I wanted to write a moving and inspirational post about celebrating my two-year post-transplant milestone. (I also wanted to post a nice family picture, where everyone was looking at the camera, the twins did not have to be separated because they were hitting each other, the shorter boy on the right was not squeezing his brother's stomach too tightly, and I did not have a glowing bulb of sunlight shining brightly on my lady parts, but well... you know... that's life.)
Instead I will share one of my favorite pictures of this day. We had wanted to do an outdoor autumn photo shoot with my family (grandparents included). It was scheduled for the end of September in Chicago. So of course, I bought (matching) long-sleeved shirts for the boys, had a pretty (color-coordinating) sweater picked out for my girl, Keith was going to wear his grey pullover, and I lovingly pulled out my tights and boots for what I thought was going to be a cool and beautiful fall day.
It was 88 degrees at 6 p.m.
So after numerous fights with all three males in the house that no, shorts were NOT going to be allowed, we ended up hot and sweaty, with this mismatched, uncoordinated outfit situation. And don't forget three kids who would rather throw leaves in the air and rocks in the river. My main goals were no longer looking cute and put together, but rather: keep the girl out of the river (she has a tendency to fall into bodies of water) and keep the boys from throwing acorns and walnuts at each other, their cousin, the photographer... you get the idea.)
That's the thing about life. You never know what's going to come your way, be it a 90-degree day in September or a phone call saying your kidneys are failing and you need a transplant.

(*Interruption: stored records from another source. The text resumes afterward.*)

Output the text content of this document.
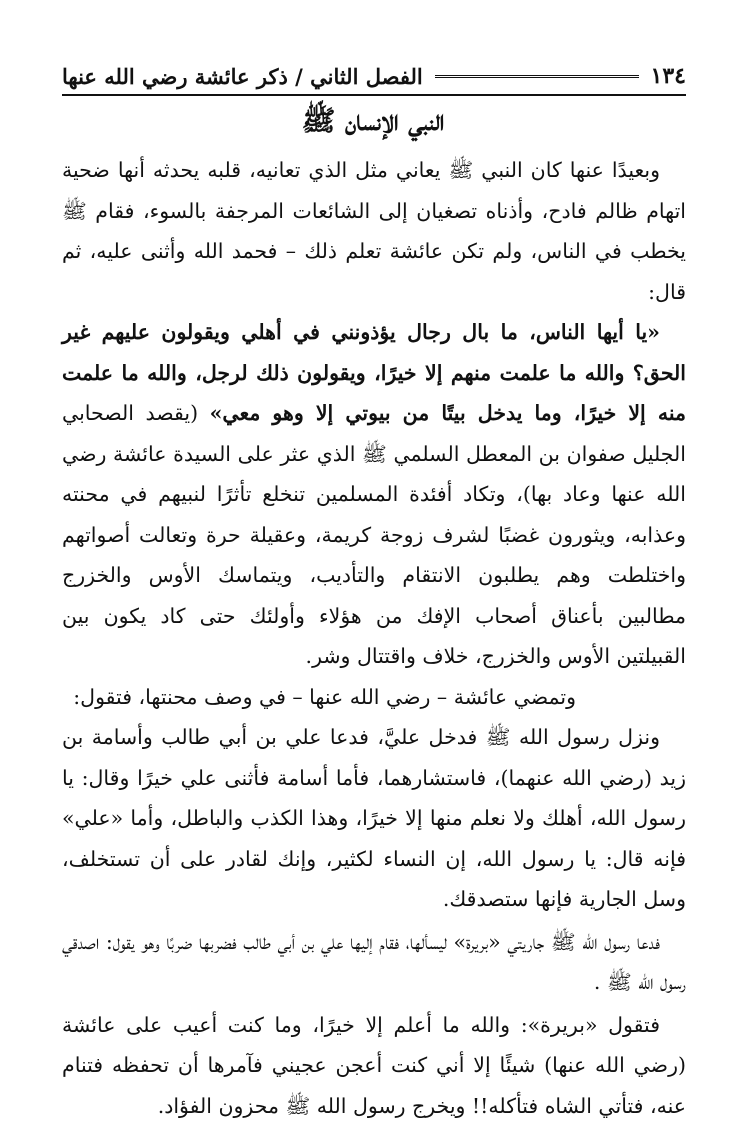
١٣٤
الفصل الثاني / ذكر عائشة رضي الله عنها
النبي الإنسان ﷺ

وبعيدًا عنها كان النبي ﷺ يعاني مثل الذي تعانيه، قلبه يحدثه أنها ضحية اتهام ظالم فادح، وأذناه تصغيان إلى الشائعات المرجفة بالسوء، فقام ﷺ يخطب في الناس، ولم تكن عائشة تعلم ذلك – فحمد الله وأثنى عليه، ثم قال:

«يا أيها الناس، ما بال رجال يؤذونني في أهلي ويقولون عليهم غير الحق؟ والله ما علمت منهم إلا خيرًا، ويقولون ذلك لرجل، والله ما علمت منه إلا خيرًا، وما يدخل بيتًا من بيوتي إلا وهو معي» (يقصد الصحابي الجليل صفوان بن المعطل السلمي ﷺ الذي عثر على السيدة عائشة رضي الله عنها وعاد بها)، وتكاد أفئدة المسلمين تنخلع تأثرًا لنبيهم في محنته وعذابه، ويثورون غضبًا لشرف زوجة كريمة، وعقيلة حرة وتعالت أصواتهم واختلطت وهم يطلبون الانتقام والتأديب، ويتماسك الأوس والخزرج مطالبين بأعناق أصحاب الإفك من هؤلاء وأولئك حتى كاد يكون بين القبيلتين الأوس والخزرج، خلاف واقتتال وشر.

وتمضي عائشة – رضي الله عنها – في وصف محنتها، فتقول:

ونزل رسول الله ﷺ فدخل عليَّ، فدعا علي بن أبي طالب وأسامة بن زيد (رضي الله عنهما)، فاستشارهما، فأما أسامة فأثنى علي خيرًا وقال: يا رسول الله، أهلك ولا نعلم منها إلا خيرًا، وهذا الكذب والباطل، وأما «علي» فإنه قال: يا رسول الله، إن النساء لكثير، وإنك لقادر على أن تستخلف، وسل الجارية فإنها ستصدقك.

فدعا رسول الله ﷺ جاريتي «بريرة» ليسألها، فقام إليها علي بن أبي طالب فضربها ضربًا وهو يقول: اصدقي رسول الله ﷺ .

فتقول «بريرة»: والله ما أعلم إلا خيرًا، وما كنت أعيب على عائشة (رضي الله عنها) شيئًا إلا أني كنت أعجن عجيني فآمرها أن تحفظه فتنام عنه، فتأتي الشاه فتأكله!! ويخرج رسول الله ﷺ محزون الفؤاد.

Whether you run and hide when something unexpected comes up, or you run forward and fight because you have so much to live for, you have to make a move.
My life these days isn't very different than it would be had I not had a transplant. I still go to work, transport kids from sport to sport on Saturdays, go to church on Sundays, and fail at the never-ending job of housecleaning and laundry. However, I do have a different kind of appreciation for life. For the life lost, so that I could live. For the stronger faith so I could accept what was being thrown at me. And for the greater appreciation of the little things in life - those little things that others think are the big things. It's important to pay attention to those things, to those people. I read a post once where the author talked about saving candles and soaps for important occasions, but instead she had a closet full of sweet-smelling things and a shortened lifespan due to cancer. Burn the candles, she said. I was once like her. But not so much anymore.